Finora ha incontrato i suoi, i liberaldemocratici, i nazionalisti scozzesi e quelli gallesi, ma senza Corbyn, che invece ancora punta alle elezioni, è difficile vada lontano. Non le resta altro che, con la solita robotica monotonia, ripetere che il suo accordo è l’unica alternativa a un no deal o al puramente inimmaginabile: tradire la volontà popolare espressa dal referendum e restare nell’Ue.

Pubblicherà dunque un altro piano lunedì – il fantomatico piano B – che sarà dibattuto e votato il prossimo 29 gennaio. Sperando che nel frattempo la paura della debacle no deal induca il Parlamento a votare a favore qualunque sia la nuova proposta.

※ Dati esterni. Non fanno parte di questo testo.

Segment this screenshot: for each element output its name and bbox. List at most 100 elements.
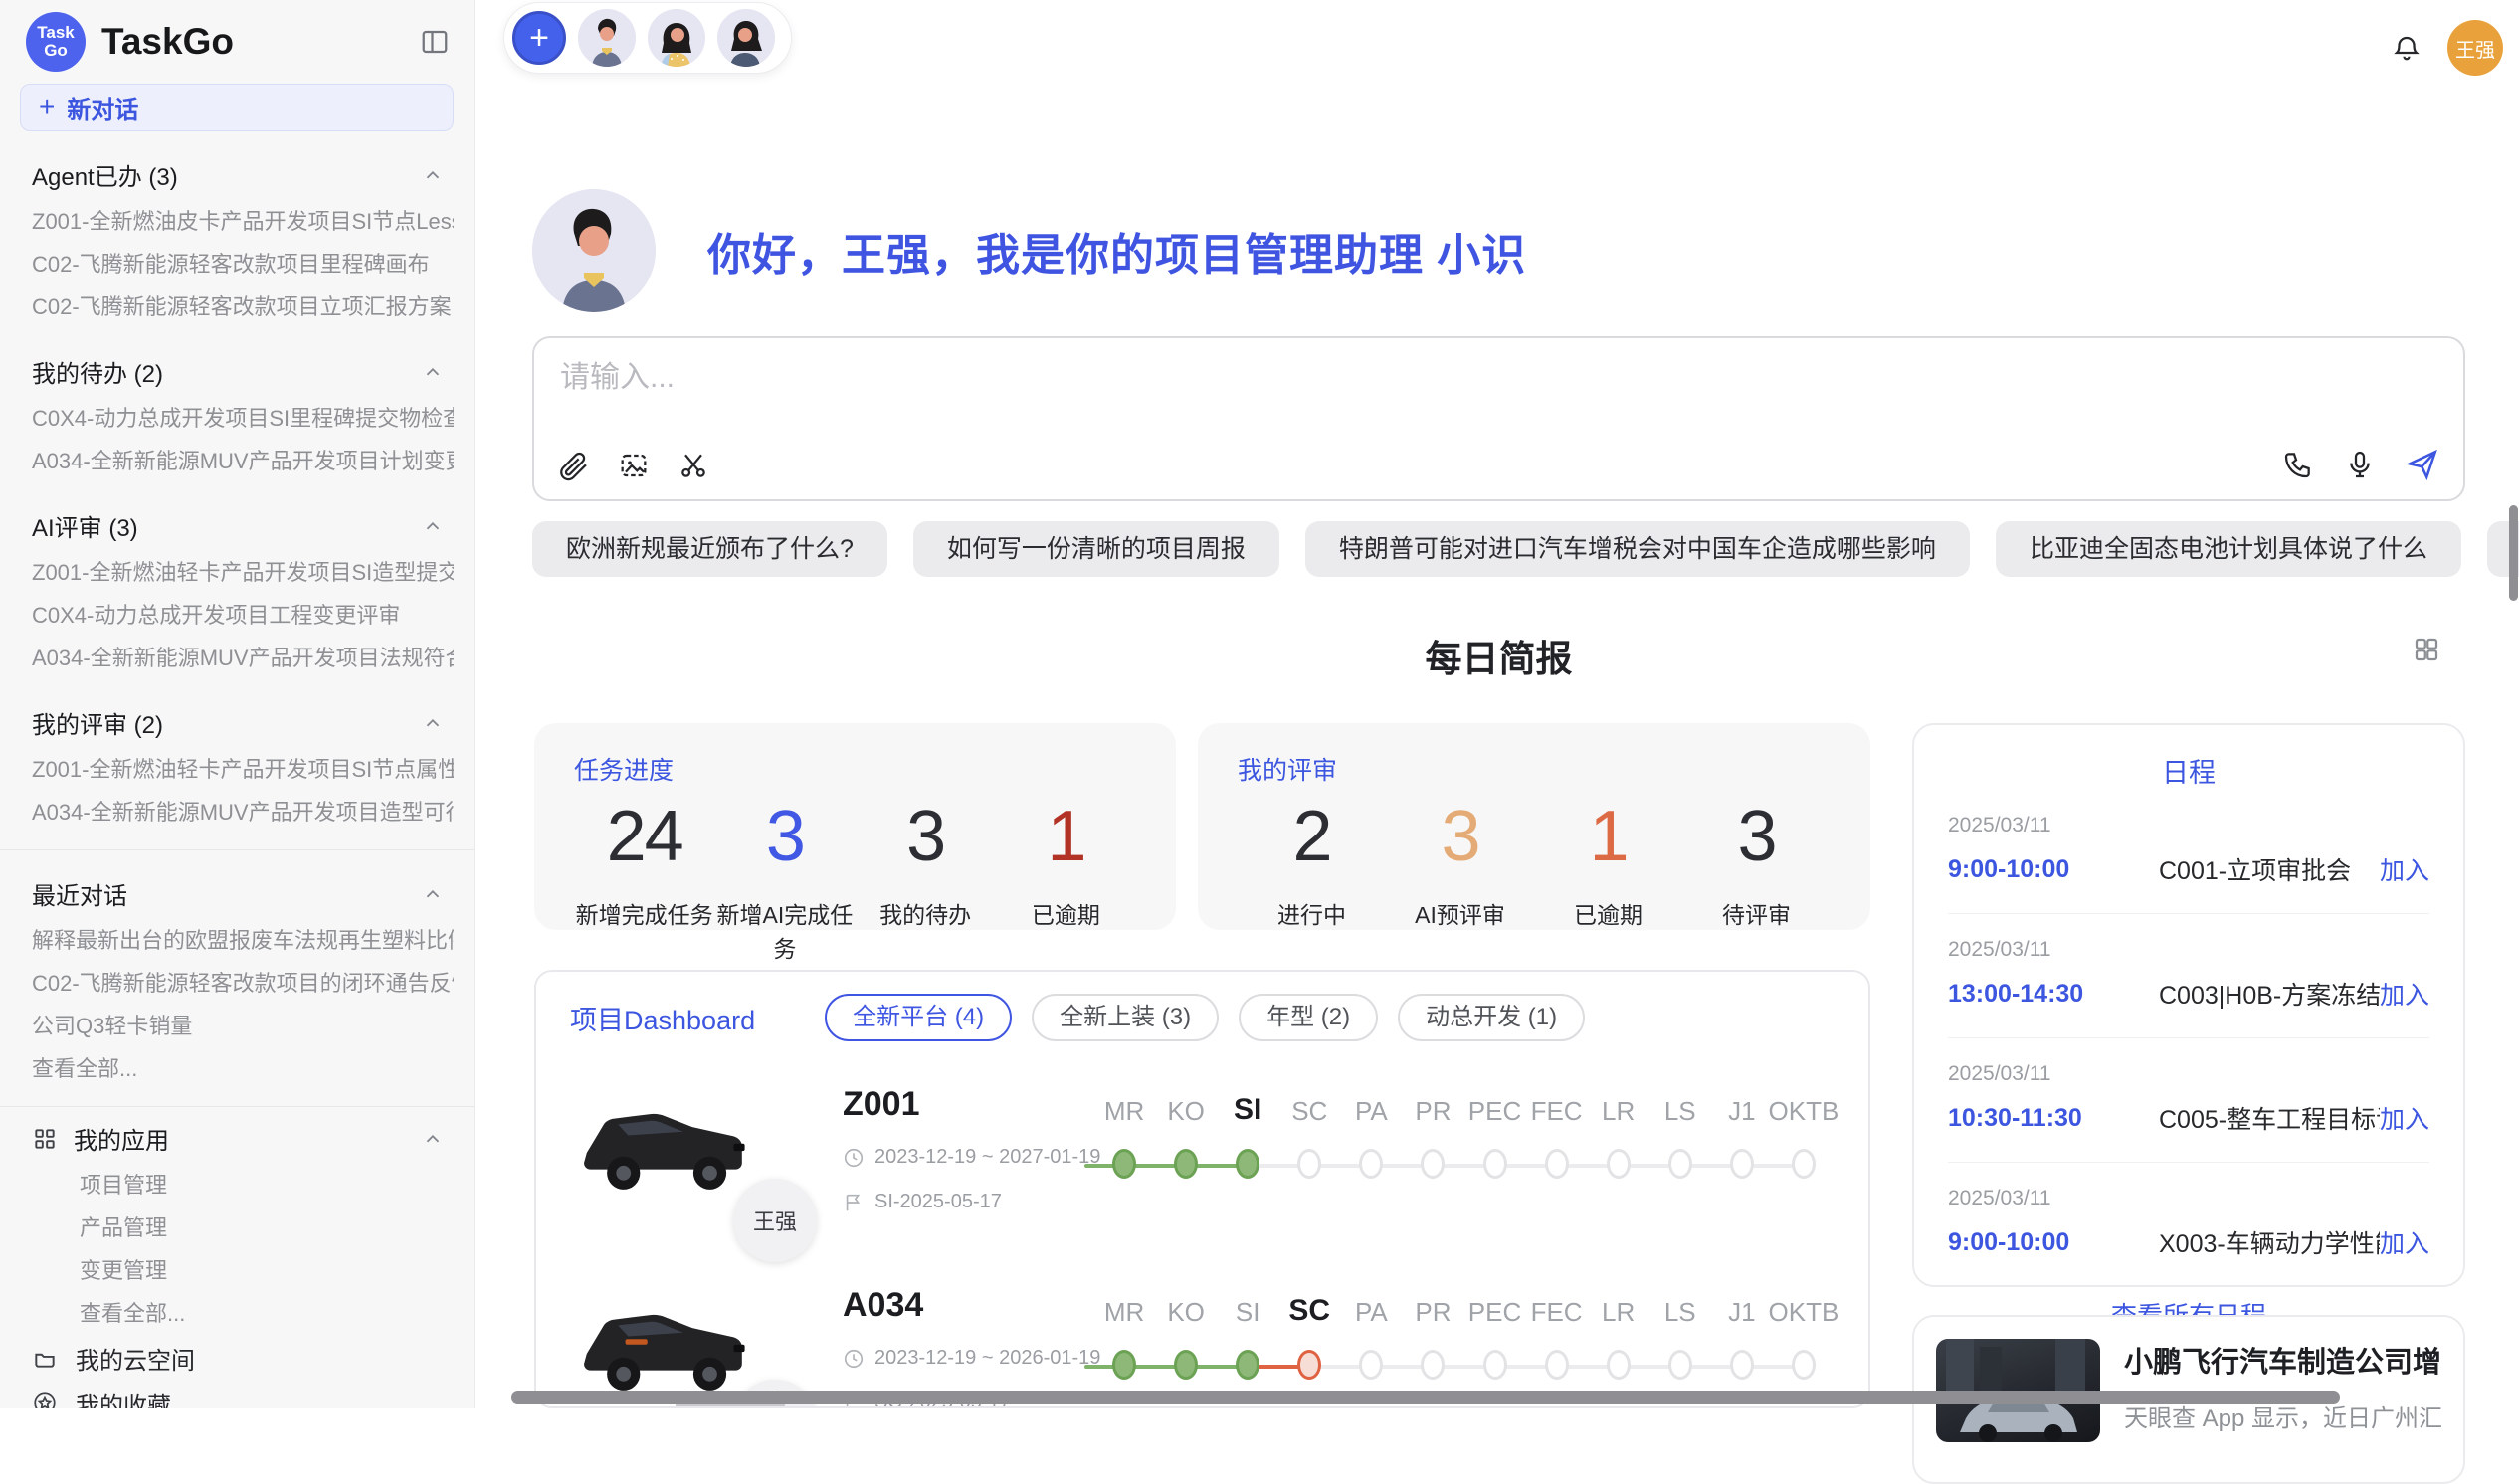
avatar[interactable] xyxy=(717,9,775,67)
milestone: PEC xyxy=(1463,1087,1525,1179)
scissors-icon[interactable] xyxy=(678,450,709,481)
chevron-up-icon[interactable] xyxy=(422,515,444,537)
join-link[interactable]: 加入 xyxy=(2380,851,2429,887)
section-agent-done[interactable]: Agent已办 (3) xyxy=(32,157,444,192)
horizontal-scrollbar[interactable] xyxy=(511,1391,2340,1404)
schedule-entry: 2025/03/11 10:30-11:30 C005-整车工程目标评审 加入 xyxy=(1948,1062,2429,1163)
sidebar-item-change-mgmt[interactable]: 变更管理 xyxy=(20,1249,454,1292)
stat-label: 待评审 xyxy=(1682,896,1831,930)
chevron-up-icon[interactable] xyxy=(422,1128,444,1150)
milestone: J1 xyxy=(1711,1087,1773,1179)
sidebar-item-label: 我的云空间 xyxy=(76,1341,195,1376)
vertical-scrollbar[interactable] xyxy=(2509,505,2518,601)
section-ai-review[interactable]: AI评审 (3) xyxy=(32,508,444,543)
milestone: PR xyxy=(1402,1087,1463,1179)
sidebar-collapse-icon[interactable] xyxy=(420,27,450,57)
milestone: PA xyxy=(1340,1288,1402,1380)
milestone: KO xyxy=(1155,1288,1217,1380)
chevron-up-icon[interactable] xyxy=(422,361,444,383)
dashboard-tabs: 全新平台 (4) 全新上装 (3) 年型 (2) 动总开发 (1) xyxy=(825,994,1585,1041)
milestone-dot xyxy=(1174,1350,1198,1380)
suggestion-chip[interactable]: 比亚迪全固态电池计划具体说了什么 xyxy=(1996,521,2461,577)
add-session-button[interactable]: + xyxy=(512,11,566,65)
milestone-label: LR xyxy=(1602,1288,1635,1328)
stat-label: 新增完成任务 xyxy=(574,896,714,930)
entry-date: 2025/03/11 xyxy=(1948,938,2429,962)
entry-title: C005-整车工程目标评审 xyxy=(2159,1100,2380,1136)
suggestion-chip[interactable]: 特朗普可能对进口汽车增税会对中国车企造成哪些影响 xyxy=(1305,521,1970,577)
chevron-up-icon[interactable] xyxy=(422,712,444,734)
list-item[interactable]: A034-全新新能源MUV产品开发项目造型可行性评审 xyxy=(20,791,454,834)
avatar[interactable] xyxy=(648,9,705,67)
avatar[interactable] xyxy=(578,9,636,67)
entry-time: 10:30-11:30 xyxy=(1948,1104,2159,1133)
join-link[interactable]: 加入 xyxy=(2380,1100,2429,1136)
milestone-dot xyxy=(1792,1149,1816,1179)
project-row[interactable]: 王强 A034 2023-12-19 ~ 2026-01-19 SC-2025-… xyxy=(570,1282,1835,1408)
milestone-dot xyxy=(1483,1350,1507,1380)
schedule-entry: 2025/03/11 9:00-10:00 C001-立项审批会 加入 xyxy=(1948,814,2429,914)
sidebar: Task Go TaskGo + 新对话 Agent已办 (3) Z001-全新… xyxy=(0,0,475,1408)
milestone-label: KO xyxy=(1167,1288,1205,1328)
tab-model-year[interactable]: 年型 (2) xyxy=(1239,994,1378,1041)
suggestion-chips: 欧洲新规最近颁布了什么? 如何写一份清晰的项目周报 特朗普可能对进口汽车增税会对… xyxy=(532,521,2465,577)
milestone-dot xyxy=(1607,1350,1631,1380)
clock-icon xyxy=(843,1147,865,1169)
image-upload-icon[interactable] xyxy=(618,450,650,481)
entry-title: C001-立项审批会 xyxy=(2159,851,2380,887)
microphone-icon[interactable] xyxy=(2344,449,2376,480)
list-item[interactable]: Z001-全新燃油轻卡产品开发项目SI节点属性5D文件评审 xyxy=(20,748,454,791)
section-my-review[interactable]: 我的评审 (2) xyxy=(32,705,444,740)
my-review-card: 我的评审 2 进行中 3 AI预评审 1 已逾期 3 待评审 xyxy=(1198,723,1870,930)
list-item[interactable]: A034-全新新能源MUV产品开发项目法规符合性评审 xyxy=(20,637,454,679)
sidebar-item-product-mgmt[interactable]: 产品管理 xyxy=(20,1206,454,1249)
list-item[interactable]: 公司Q3轻卡销量 xyxy=(20,1005,454,1047)
chevron-up-icon[interactable] xyxy=(422,164,444,186)
phone-call-icon[interactable] xyxy=(2282,449,2314,480)
entry-title: X003-车辆动力学性能验... xyxy=(2159,1224,2380,1260)
section-recent-chats[interactable]: 最近对话 xyxy=(32,876,444,911)
notification-bell-icon[interactable] xyxy=(2392,33,2422,63)
list-item[interactable]: 查看全部... xyxy=(20,1047,454,1090)
sidebar-item-view-all-apps[interactable]: 查看全部... xyxy=(20,1292,454,1335)
list-item[interactable]: C02-飞腾新能源轻客改款项目的闭环通告反馈情况 xyxy=(20,962,454,1005)
app-grid-icon xyxy=(32,1126,58,1152)
chevron-up-icon[interactable] xyxy=(422,883,444,905)
list-item[interactable]: 解释最新出台的欧盟报废车法规再生塑料比例被调至15%... xyxy=(20,919,454,962)
suggestion-chip[interactable]: 如何写一份清晰的项目周报 xyxy=(913,521,1279,577)
sidebar-item-cloud-space[interactable]: 我的云空间 xyxy=(20,1335,454,1381)
project-row[interactable]: 王强 Z001 2023-12-19 ~ 2027-01-19 SI-2025-… xyxy=(570,1081,1835,1248)
join-link[interactable]: 加入 xyxy=(2380,976,2429,1012)
favorites-icon xyxy=(32,1391,58,1408)
list-item[interactable]: Z001-全新燃油轻卡产品开发项目SI造型提交物评审 xyxy=(20,551,454,594)
milestone: LR xyxy=(1588,1288,1649,1380)
tab-all-new-platform[interactable]: 全新平台 (4) xyxy=(825,994,1012,1041)
sidebar-item-project-mgmt[interactable]: 项目管理 xyxy=(20,1164,454,1206)
list-item[interactable]: A034-全新新能源MUV产品开发项目计划变更表编写 xyxy=(20,440,454,482)
section-my-todo[interactable]: 我的待办 (2) xyxy=(32,354,444,389)
send-icon[interactable] xyxy=(2406,448,2439,481)
milestone-dot xyxy=(1668,1350,1692,1380)
tab-new-body[interactable]: 全新上装 (3) xyxy=(1032,994,1219,1041)
list-item[interactable]: Z001-全新燃油皮卡产品开发项目SI节点Lesson Learn报告 xyxy=(20,200,454,243)
list-item[interactable]: C02-飞腾新能源轻客改款项目立项汇报方案 xyxy=(20,285,454,328)
new-chat-button[interactable]: + 新对话 xyxy=(20,84,454,131)
list-item[interactable]: C02-飞腾新能源轻客改款项目里程碑画布 xyxy=(20,243,454,285)
section-my-apps[interactable]: 我的应用 xyxy=(32,1121,444,1156)
milestone-label: KO xyxy=(1167,1087,1205,1127)
tab-powertrain-dev[interactable]: 动总开发 (1) xyxy=(1398,994,1585,1041)
suggestion-chip[interactable]: 欧洲新规最近颁布了什么? xyxy=(532,521,887,577)
attachment-icon[interactable] xyxy=(558,450,590,481)
list-item[interactable]: C0X4-动力总成开发项目SI里程碑提交物检查 xyxy=(20,397,454,440)
milestone-label: SI xyxy=(1234,1087,1261,1127)
sidebar-item-favorites[interactable]: 我的收藏 xyxy=(20,1381,454,1408)
stat-ai-prereview: 3 AI预评审 xyxy=(1386,801,1534,930)
milestone-dot xyxy=(1483,1149,1507,1179)
join-link[interactable]: 加入 xyxy=(2380,1224,2429,1260)
layout-grid-icon[interactable] xyxy=(2412,635,2441,664)
entry-title: C003|H0B-方案冻结评审 xyxy=(2159,976,2380,1012)
chat-input[interactable] xyxy=(558,360,1756,396)
user-avatar[interactable]: 王强 xyxy=(2447,20,2503,76)
list-item[interactable]: C0X4-动力总成开发项目工程变更评审 xyxy=(20,594,454,637)
stat-value: 2 xyxy=(1238,801,1386,872)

Corbyn ha scritto ai propri deputati di non partecipare al confronto fin quando la premier non cambi idea. Finora ha saputo tenere unito il suo partito nell’accorta manovra di cerchiobottismo che gli ha consentito di tenersi aperte tutte le opzioni con l’obiettivo delle elezioni. Ma non è detto che ci riesca ancora a lungo quando l’ala moderata postblairiana e non – nomi come Hilary Benn, Yvette Cooper e Chuka Umunna fermi sostenitori di un secondo referendum – potrebbe trasgredire le direttive del leader e considerare potenziali disperate aperture della premier verso le richieste basilari del Labour: permanenza nel mercato unico e nell’unione doganale.